Based on a recent report published by The Muscular Dystrophy Association, the annual cost to care for ALS patients in the U.S. is almost $1.1 billion dollars (Larkindale, 2014). If PGD could prevent even a fraction of familial ALS cases it would save the economy billions of dollars in the next few generations.
But is the world ready?
Obviously I am thinking about the ethical concerns regarding PGD. There have been dozens of studies and follow-up reports on the discussion and use of PGD with patients. These studies have tried to address the justification in settings that include highly penetrant childhood diseases, highly penetrant adult onset diseases, diseases where the genetic susceptibility is not as clear, as well as the selection of traits not associated with disease.
Based on these studies it is clear that the use of PGD for selection of non-disease associated traits is not viewed as ethical by the medical community or almost any other community for that matter.
For diseases where the genetic trait may never result in disease (low penetrance), it is very debatable on when to recommend or discuss PGD with a patient.
But for highly penetrant childhood and adult disease where there is no effective treatment, it is highly accepted by the medical community.
One such report from the Ethics Committee of the American Society for Reproductive Medicine concludes:
- “Preimplantation genetic diagnosis (PGD) for adult-onset conditions is ethically justifiable when the conditions are serious and when there are no known interventions for the conditions or the available interventions are either inadequately effective or significantly burdensome. “
If this isn’t the definition of ALS I don’t know what is.

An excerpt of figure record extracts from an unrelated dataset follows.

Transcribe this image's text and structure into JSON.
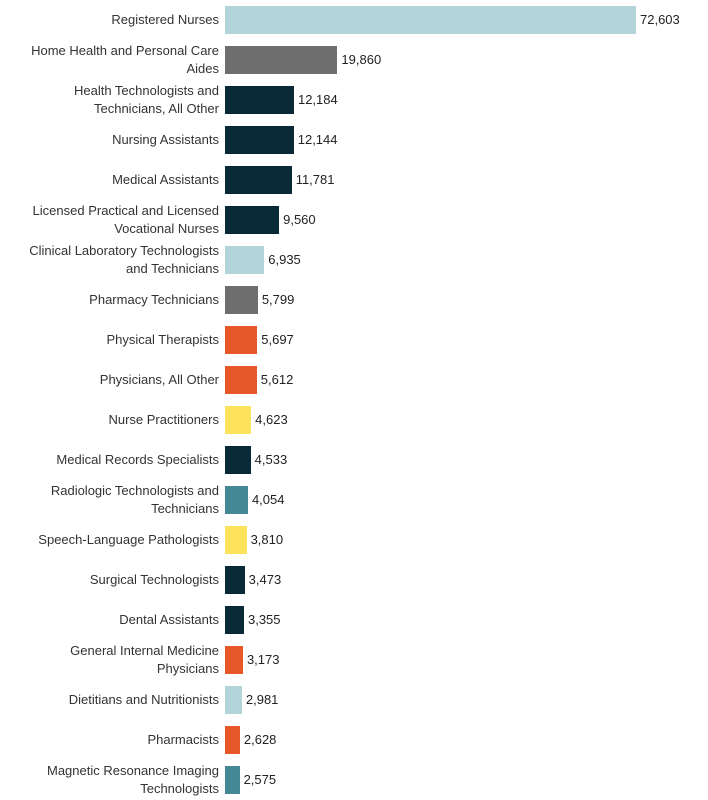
{
  "chart_data": {
    "type": "bar",
    "orientation": "horizontal",
    "categories": [
      "Registered Nurses",
      "Home Health and Personal Care Aides",
      "Health Technologists and Technicians, All Other",
      "Nursing Assistants",
      "Medical Assistants",
      "Licensed Practical and Licensed Vocational Nurses",
      "Clinical Laboratory Technologists and Technicians",
      "Pharmacy Technicians",
      "Physical Therapists",
      "Physicians, All Other",
      "Nurse Practitioners",
      "Medical Records Specialists",
      "Radiologic Technologists and Technicians",
      "Speech-Language Pathologists",
      "Surgical Technologists",
      "Dental Assistants",
      "General Internal Medicine Physicians",
      "Dietitians and Nutritionists",
      "Pharmacists",
      "Magnetic Resonance Imaging Technologists"
    ],
    "values": [
      72603,
      19860,
      12184,
      12144,
      11781,
      9560,
      6935,
      5799,
      5697,
      5612,
      4623,
      4533,
      4054,
      3810,
      3473,
      3355,
      3173,
      2981,
      2628,
      2575
    ],
    "value_labels": [
      "72,603",
      "19,860",
      "12,184",
      "12,144",
      "11,781",
      "9,560",
      "6,935",
      "5,799",
      "5,697",
      "5,612",
      "4,623",
      "4,533",
      "4,054",
      "3,810",
      "3,473",
      "3,355",
      "3,173",
      "2,981",
      "2,628",
      "2,575"
    ],
    "colors": [
      "#b3d5da",
      "#6e6e6e",
      "#0b2a38",
      "#0b2a38",
      "#0b2a38",
      "#0b2a38",
      "#b3d5da",
      "#6e6e6e",
      "#e8572a",
      "#e8572a",
      "#fde35c",
      "#0b2a38",
      "#448895",
      "#fde35c",
      "#0b2a38",
      "#0b2a38",
      "#e8572a",
      "#b3d5da",
      "#e8572a",
      "#448895"
    ]
  }
}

The ethical and religious discussions on the appropriate implementation of PGD are clearly beyond the scope of this discussion and there is probably no clear cut answer. It will be up to each individual parent, family, and their beliefs on the lesser of two evils:
Passing a devastating disease with no effective treatment to your children or the moral obligation to not destroy a fertilized egg with a known genetic mutation.
A possible billion-dollar question you may ask at this point:“Steve, if you or your wife had ALS, would you use PGD?”

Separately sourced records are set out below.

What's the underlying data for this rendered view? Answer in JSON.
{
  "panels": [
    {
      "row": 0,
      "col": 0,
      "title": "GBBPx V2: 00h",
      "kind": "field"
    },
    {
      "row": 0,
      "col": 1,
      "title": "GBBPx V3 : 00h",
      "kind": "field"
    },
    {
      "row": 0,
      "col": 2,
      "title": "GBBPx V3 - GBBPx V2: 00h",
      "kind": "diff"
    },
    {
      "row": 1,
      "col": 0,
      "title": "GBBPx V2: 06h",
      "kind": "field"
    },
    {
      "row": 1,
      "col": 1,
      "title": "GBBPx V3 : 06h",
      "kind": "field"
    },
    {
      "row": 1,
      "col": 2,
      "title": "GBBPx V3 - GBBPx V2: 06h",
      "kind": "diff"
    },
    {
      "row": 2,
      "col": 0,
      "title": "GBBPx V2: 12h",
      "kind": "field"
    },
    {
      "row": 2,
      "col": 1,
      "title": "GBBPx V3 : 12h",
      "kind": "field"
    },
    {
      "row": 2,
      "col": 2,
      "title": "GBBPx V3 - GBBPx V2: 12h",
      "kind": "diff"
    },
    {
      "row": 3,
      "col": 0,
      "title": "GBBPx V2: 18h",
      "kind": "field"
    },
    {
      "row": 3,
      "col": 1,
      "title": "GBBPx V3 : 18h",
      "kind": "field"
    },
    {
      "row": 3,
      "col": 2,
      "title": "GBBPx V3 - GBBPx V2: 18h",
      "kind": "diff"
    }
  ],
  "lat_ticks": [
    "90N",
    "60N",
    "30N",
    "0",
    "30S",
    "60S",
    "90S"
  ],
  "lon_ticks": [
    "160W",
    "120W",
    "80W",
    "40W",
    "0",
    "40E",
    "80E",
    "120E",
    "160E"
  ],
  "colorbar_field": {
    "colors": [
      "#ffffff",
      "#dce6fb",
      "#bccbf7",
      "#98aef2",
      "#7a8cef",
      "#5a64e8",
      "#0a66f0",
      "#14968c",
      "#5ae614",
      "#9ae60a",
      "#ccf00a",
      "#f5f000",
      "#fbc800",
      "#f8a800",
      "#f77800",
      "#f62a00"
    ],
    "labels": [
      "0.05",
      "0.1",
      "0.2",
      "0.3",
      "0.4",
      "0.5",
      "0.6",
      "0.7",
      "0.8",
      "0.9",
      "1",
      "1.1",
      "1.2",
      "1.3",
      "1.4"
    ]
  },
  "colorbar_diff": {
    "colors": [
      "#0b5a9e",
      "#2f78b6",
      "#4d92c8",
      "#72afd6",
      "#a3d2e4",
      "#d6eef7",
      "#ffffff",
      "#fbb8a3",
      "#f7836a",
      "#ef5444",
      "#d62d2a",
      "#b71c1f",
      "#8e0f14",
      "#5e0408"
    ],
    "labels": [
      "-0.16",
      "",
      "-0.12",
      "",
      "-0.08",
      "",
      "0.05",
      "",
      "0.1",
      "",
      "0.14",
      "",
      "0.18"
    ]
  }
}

It’s a challenging question since we don’t have ALS in my family. But I did have four uncles on my father’ side die in their 40s of myocardial infarctions due to arterial blockage. My father is a healthy 82 year-old. However, in 2010 I had a massive arterial blockage with no signs before the event. I almost died. I would have died if it hadn’t been for another “early morning” TDI scientist who was in the lab at 7 a.m. that June morning in 2010. His immediate CPR and being only 5 minutes from Mass General Hospital saved my life. I have two young, beautiful daughters. I don’t know if I passed my families’ susceptibility to cardiovascular disease to my children. But I obviously pray not. If I could have screened for this susceptibility by PGD testing I would have done it in a microsecond. No second thought required.
I encourage every neurologist to educate familial ALS families about PGD as an option. I encourage every ALS organization to help fund this strategy. We could all share in the commitment to end familial ALS while we continue the process of finding effective treatments for all ALS patients.
Today, let’s start work to end Familial ALS! No, seriously, today…
The community can help educate and offer support and guidance for families with SOD1, TDP43, C9ORF72, and any other known familial mutations.
Eradication doesn’t happen overnight for any disease, so let’s get started on ending familial ALS right now.